The fifth session of "Xishu·Wuli" high-level academic lecture series was successfully held in College of Mathematics and Physics.

Time:2025-04-16

The fifth session of "Xishu·Wuli" high-level academic lecture series was successfully held in College of Mathematics and Physics on April 8th in the Qiuzhen Lecture Hall at Changping Campus. Professor Wang Yuming from Nankai University was invited to deliver an academic report titled "A Ray of Light for High-Energy Exploration". Nearly 200 participants, including graduate students, undergraduate students, and faculty members from the Changping Campus, attended the event. The report was chaired by Wang Lijun, Secretary of the Party Committee of the College of Mathematics and Physics.

Professor Wang Yuming shared insights on scientific research gleaned from the experiences of several modern masters of physics, including Peter Higgs, David Politzer, and Chen-Ning Yang. He explored the fundamental elements essential for success in basic scientific research and elaborated on the valuable opportunities for high-energy physics research in the era of large-scale scientific facilities, as well as the interplay between rigorous mathematics and physical intuition.

During the interactive session, faculty and students actively asked questions concerning the connections between mathematics and high-energy physics, scientific research methodologies, and other topics. Professor Wang patiently addressed the inquiries and, drawing from his own research experience, encouraged the audience to engage in diligent study and bold exploration. By facilitating dialogue with renowned domestic scholars, this event further fostered a strong academic atmosphere dedicated to deepening fundamental disciplines and exploring cutting-edge fields, providing valuable support for the School's talent cultivation and scientific research endeavors.

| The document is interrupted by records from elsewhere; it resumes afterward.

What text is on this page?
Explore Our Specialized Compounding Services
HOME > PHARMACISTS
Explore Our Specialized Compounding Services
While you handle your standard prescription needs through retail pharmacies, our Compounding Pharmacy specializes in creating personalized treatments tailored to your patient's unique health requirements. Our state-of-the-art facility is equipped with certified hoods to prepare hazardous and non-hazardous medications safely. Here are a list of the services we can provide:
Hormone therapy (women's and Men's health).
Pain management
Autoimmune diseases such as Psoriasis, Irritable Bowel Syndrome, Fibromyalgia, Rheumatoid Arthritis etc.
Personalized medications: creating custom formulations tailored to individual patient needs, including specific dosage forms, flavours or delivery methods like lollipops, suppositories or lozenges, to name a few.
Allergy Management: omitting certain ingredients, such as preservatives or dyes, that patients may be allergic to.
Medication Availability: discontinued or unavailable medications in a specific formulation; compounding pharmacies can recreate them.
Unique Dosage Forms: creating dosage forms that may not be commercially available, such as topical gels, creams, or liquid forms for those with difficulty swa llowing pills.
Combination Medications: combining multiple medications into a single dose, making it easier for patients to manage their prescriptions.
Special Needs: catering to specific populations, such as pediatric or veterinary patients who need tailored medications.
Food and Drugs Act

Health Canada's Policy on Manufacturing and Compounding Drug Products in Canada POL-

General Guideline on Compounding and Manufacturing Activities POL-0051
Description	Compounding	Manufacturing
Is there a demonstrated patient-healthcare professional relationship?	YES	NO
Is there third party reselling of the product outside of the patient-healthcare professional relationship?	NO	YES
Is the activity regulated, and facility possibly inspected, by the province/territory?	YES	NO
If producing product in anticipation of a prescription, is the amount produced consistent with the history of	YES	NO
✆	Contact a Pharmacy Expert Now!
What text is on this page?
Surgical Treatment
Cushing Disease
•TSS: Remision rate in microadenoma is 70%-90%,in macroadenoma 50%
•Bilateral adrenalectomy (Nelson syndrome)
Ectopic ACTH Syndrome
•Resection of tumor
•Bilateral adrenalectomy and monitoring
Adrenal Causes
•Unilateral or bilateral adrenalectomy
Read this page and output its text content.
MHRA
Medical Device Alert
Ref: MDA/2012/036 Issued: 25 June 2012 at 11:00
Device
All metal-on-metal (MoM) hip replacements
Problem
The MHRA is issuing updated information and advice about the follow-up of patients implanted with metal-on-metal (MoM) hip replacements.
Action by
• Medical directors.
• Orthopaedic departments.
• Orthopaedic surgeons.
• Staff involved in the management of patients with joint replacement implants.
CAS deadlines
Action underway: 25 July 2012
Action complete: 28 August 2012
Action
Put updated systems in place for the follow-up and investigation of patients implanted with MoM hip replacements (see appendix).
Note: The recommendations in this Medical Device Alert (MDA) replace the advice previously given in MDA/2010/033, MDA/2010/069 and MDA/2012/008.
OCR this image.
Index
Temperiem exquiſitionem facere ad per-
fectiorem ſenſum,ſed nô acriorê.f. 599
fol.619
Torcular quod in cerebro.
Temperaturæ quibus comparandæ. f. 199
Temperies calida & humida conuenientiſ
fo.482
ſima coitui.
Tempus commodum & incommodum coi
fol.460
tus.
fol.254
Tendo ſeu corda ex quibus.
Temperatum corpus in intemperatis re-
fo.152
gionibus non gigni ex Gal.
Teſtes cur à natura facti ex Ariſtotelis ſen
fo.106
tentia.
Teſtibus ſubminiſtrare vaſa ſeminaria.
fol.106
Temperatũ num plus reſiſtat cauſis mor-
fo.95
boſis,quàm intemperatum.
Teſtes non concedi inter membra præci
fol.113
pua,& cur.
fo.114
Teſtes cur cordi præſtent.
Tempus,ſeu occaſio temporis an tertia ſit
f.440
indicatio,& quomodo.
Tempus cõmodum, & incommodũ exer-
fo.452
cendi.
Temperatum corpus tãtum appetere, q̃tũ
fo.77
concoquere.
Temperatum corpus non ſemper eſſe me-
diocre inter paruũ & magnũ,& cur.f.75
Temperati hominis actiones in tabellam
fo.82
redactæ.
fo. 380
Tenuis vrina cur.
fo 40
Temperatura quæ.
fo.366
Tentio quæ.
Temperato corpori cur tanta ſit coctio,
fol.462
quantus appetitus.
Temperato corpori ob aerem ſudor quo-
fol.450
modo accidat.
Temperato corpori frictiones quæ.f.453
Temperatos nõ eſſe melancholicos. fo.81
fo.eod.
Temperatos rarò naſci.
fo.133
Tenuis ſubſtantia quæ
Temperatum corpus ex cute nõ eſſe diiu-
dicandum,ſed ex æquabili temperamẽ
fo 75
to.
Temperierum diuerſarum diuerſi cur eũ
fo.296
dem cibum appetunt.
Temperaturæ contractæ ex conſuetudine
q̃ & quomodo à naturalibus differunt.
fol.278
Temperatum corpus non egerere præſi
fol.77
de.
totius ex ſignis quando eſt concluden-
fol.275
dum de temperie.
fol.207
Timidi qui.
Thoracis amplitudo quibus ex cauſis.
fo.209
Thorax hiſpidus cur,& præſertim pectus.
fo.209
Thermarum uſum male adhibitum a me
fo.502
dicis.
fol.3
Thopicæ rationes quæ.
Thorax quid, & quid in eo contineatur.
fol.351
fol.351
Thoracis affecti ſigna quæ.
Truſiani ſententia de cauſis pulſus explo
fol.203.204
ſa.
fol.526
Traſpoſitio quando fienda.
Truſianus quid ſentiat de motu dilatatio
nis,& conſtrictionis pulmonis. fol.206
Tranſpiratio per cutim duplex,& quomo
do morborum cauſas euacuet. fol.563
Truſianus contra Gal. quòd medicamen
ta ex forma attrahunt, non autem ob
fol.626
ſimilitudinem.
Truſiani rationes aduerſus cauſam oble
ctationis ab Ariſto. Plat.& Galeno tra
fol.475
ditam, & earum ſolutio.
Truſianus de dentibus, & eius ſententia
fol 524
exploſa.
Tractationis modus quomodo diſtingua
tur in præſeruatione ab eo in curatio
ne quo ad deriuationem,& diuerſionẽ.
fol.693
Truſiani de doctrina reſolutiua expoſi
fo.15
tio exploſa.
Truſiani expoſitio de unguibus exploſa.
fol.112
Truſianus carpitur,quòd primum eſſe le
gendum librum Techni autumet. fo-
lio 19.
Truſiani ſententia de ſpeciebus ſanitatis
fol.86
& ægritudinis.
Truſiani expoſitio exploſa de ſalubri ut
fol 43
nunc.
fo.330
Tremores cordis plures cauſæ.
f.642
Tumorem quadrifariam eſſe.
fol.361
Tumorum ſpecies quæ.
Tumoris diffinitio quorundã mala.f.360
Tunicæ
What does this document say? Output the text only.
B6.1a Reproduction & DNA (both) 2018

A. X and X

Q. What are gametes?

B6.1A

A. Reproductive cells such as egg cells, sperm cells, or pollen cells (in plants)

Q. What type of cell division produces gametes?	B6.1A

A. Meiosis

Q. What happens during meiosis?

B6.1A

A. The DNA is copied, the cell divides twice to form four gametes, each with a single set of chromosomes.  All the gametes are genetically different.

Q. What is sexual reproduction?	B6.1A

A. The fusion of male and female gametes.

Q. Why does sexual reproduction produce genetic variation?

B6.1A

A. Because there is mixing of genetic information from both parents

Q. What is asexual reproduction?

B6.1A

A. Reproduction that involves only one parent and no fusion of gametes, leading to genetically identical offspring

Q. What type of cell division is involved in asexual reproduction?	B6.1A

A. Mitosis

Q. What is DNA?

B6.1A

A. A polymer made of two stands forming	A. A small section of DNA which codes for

【Introduction to the expert】

Wang Yuming is a Professor at Nankai University. He is a national leading talent, recipient of the Overseas High-Level Young Talent program, and a grantee of the Tianjin Distinguished Young Scholars Fund. He has been consecutively named to Stanford University's World's Top 2% Scientists list four times (2021-2024). Professor Wang's primary research focuses on heavy quark physics and quantum chromodynamics (QCD) theory. He has published 64 papers in leading international academic journals, including Phys. Rev. Lett., with a total citation count of approximately 4,800 and an h-index of 40. Three of his papers have each been cited over 300 times (with one paper exceeding 500 citations), and his papers boast an average citation rate exceeding 70. He has achieved internationally influential research results in several frontier areas, including heavy quark physics and CP violation, QCD factorization, effective quantum field theory, higher-order radiative/power corrections, hadronic light-cone distribution amplitudes, and non-perturbative field theory techniques.